8.Biodiversity resurgence in effluent-fed desert riverbeds
Biodiversity also has aesthetic value, which can cultivate people's sentiments and beautify people's lives. If there are no colorful plants and animals with different looks in the great world, people's travel and leisure will be dull. It is the combination of the majestic and beautiful mountains and rivers with the colorful flowers, birds, fish and insects that constitute a pleasing and lingering beauty.In addition, biodiversity can also inspire people's literary and artistic creation. Indirect use value Indirect use value refers to the important ecological function of biodiversity. No matter what kind of ecosystem, wildlife is an indispensable component.
9.More than 150 countries made a plan to preserve biodiversity a decade ago. A new report says they mostly failed.

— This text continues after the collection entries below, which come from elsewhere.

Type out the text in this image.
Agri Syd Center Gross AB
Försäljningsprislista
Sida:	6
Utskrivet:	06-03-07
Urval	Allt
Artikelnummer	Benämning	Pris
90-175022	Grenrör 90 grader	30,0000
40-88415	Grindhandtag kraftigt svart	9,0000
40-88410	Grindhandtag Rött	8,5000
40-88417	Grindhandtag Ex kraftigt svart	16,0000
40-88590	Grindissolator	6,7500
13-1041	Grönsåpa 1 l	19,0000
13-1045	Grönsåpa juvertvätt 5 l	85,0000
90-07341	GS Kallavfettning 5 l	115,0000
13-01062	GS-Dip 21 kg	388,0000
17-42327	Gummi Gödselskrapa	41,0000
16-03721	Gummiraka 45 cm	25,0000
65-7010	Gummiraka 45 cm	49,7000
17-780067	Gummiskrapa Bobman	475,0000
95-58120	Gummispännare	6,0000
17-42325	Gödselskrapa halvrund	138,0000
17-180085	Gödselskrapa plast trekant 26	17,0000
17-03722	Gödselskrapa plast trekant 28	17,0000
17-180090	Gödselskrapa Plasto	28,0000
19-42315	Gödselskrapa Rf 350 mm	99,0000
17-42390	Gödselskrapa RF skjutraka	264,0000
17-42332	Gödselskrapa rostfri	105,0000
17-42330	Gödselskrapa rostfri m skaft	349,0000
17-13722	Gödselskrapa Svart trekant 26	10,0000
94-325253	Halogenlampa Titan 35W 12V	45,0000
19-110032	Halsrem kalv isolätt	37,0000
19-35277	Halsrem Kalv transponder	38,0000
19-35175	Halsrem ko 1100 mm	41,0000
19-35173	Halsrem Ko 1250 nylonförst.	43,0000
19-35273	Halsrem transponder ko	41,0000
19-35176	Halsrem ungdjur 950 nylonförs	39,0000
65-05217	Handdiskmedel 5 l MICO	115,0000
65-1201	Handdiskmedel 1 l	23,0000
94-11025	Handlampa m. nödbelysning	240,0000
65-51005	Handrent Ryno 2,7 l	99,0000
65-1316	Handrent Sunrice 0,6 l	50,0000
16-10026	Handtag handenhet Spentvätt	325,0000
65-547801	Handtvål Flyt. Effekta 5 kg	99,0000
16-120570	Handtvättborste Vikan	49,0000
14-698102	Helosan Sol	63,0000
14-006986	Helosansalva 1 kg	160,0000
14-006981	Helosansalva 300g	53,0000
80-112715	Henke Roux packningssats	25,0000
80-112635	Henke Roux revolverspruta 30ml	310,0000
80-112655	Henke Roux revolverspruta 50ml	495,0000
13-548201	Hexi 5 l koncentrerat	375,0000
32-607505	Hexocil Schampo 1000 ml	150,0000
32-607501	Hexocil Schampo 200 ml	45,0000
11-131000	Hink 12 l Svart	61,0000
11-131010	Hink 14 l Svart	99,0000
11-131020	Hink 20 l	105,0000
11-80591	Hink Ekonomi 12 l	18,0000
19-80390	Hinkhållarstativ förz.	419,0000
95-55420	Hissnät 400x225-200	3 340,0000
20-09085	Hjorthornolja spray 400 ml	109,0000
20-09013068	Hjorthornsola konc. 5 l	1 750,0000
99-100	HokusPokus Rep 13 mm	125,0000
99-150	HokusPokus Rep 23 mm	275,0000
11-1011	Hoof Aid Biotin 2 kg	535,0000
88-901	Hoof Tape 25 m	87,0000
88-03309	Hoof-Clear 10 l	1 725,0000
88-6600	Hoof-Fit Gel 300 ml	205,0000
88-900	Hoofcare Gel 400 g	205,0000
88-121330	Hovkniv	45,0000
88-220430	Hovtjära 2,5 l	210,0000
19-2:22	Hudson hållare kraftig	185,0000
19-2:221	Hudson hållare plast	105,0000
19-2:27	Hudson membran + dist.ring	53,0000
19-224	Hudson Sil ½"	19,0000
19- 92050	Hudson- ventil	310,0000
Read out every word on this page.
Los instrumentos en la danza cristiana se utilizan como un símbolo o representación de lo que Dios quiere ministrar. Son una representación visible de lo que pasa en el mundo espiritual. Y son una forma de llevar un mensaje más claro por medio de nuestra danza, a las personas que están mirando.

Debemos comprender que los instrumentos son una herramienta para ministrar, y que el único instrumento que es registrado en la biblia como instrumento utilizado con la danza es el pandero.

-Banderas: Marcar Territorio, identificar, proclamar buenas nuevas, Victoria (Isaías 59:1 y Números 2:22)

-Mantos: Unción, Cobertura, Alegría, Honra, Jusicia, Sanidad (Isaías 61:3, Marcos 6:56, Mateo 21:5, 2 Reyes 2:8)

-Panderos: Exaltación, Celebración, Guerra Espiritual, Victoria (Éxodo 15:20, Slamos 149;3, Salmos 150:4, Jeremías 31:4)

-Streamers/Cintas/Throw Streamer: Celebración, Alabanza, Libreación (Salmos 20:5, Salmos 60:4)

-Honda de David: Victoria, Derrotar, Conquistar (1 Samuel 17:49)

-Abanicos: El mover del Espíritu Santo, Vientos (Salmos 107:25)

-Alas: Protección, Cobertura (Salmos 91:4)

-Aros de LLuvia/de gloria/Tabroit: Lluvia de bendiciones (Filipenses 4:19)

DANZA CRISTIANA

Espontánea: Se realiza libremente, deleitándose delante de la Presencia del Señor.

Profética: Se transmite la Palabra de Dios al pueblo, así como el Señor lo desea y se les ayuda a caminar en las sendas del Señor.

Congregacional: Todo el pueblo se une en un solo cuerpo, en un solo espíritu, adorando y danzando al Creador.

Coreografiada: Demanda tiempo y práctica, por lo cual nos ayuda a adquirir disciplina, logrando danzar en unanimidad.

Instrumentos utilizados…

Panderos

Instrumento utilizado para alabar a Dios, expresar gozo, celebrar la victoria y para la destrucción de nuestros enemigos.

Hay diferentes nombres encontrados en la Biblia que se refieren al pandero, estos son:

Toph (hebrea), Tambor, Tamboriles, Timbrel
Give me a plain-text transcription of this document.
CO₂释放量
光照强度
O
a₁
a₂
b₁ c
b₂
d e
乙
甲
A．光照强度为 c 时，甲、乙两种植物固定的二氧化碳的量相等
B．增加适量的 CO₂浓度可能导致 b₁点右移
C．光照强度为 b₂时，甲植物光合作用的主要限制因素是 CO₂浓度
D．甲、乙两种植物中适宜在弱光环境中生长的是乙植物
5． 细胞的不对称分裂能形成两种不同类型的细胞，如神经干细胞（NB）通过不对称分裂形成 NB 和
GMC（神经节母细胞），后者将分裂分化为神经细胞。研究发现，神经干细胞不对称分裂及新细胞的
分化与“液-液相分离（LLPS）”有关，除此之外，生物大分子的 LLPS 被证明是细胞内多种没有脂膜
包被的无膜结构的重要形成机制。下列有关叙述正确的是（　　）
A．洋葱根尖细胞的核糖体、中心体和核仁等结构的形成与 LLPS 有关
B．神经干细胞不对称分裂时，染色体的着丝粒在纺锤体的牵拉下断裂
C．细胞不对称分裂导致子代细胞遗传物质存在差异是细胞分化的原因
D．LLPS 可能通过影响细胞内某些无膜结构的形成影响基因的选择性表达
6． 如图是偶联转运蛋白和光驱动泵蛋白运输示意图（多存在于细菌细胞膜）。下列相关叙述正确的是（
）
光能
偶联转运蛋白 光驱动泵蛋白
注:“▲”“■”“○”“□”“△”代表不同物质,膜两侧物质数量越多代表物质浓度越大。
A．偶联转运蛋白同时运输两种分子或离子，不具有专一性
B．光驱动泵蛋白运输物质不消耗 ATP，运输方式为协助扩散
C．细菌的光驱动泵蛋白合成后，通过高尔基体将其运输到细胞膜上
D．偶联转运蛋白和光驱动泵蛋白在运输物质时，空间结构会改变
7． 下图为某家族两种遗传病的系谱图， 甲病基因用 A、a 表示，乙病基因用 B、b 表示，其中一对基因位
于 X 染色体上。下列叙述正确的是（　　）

In the ecosystem, wildlife has an interdependent and mutually restrictive relationship, and they jointly maintain the structure and function of the ecosystem. Once the wildlife is reduced, the stability of the ecosystem will be destroyed, and the human living environment will also be affected. There are many types of wild life with potential use value, and human beings have done relatively sufficient research on them, but only a few. The use value of a large number of wild life is still unclear. But it is certain that these wild creatures have huge potential use value. Once a wild life disappears from the earth, it cannot be regenerated, and its various potential use values no longer exist. Therefore, wildlife whose potential use value is not yet known should also be cherished and protected.
10.Houston Botanic Garden Officially Opens, Showcasing Bayou City’s Biodiversity in New Living Museum for Plants
Ecosystem is a natural complex composed of various organisms and their surrounding environment. All species are part of the ecosystem. In the ecosystem, not only do species depend on and restrict each other, but organisms also interact with various environmental factors around them. From a structural point of view, the ecosystem is mainly composed of producers, consumers, and decomposers. The function of the ecosystem is to circulate the various chemical elements on the earth and maintain the normal flow of energy between the components. The diversity of ecosystems mainly refers to the diversity of the composition and function of the ecosystem on the earth, as well as the diversity of various ecological processes, including the diversity of habitats, biological communities and ecological processes. Among them, the diversity of habitats is the basis for the formation of ecosystem diversity, and the diversity of biological communities can reflect the diversity of ecosystem types.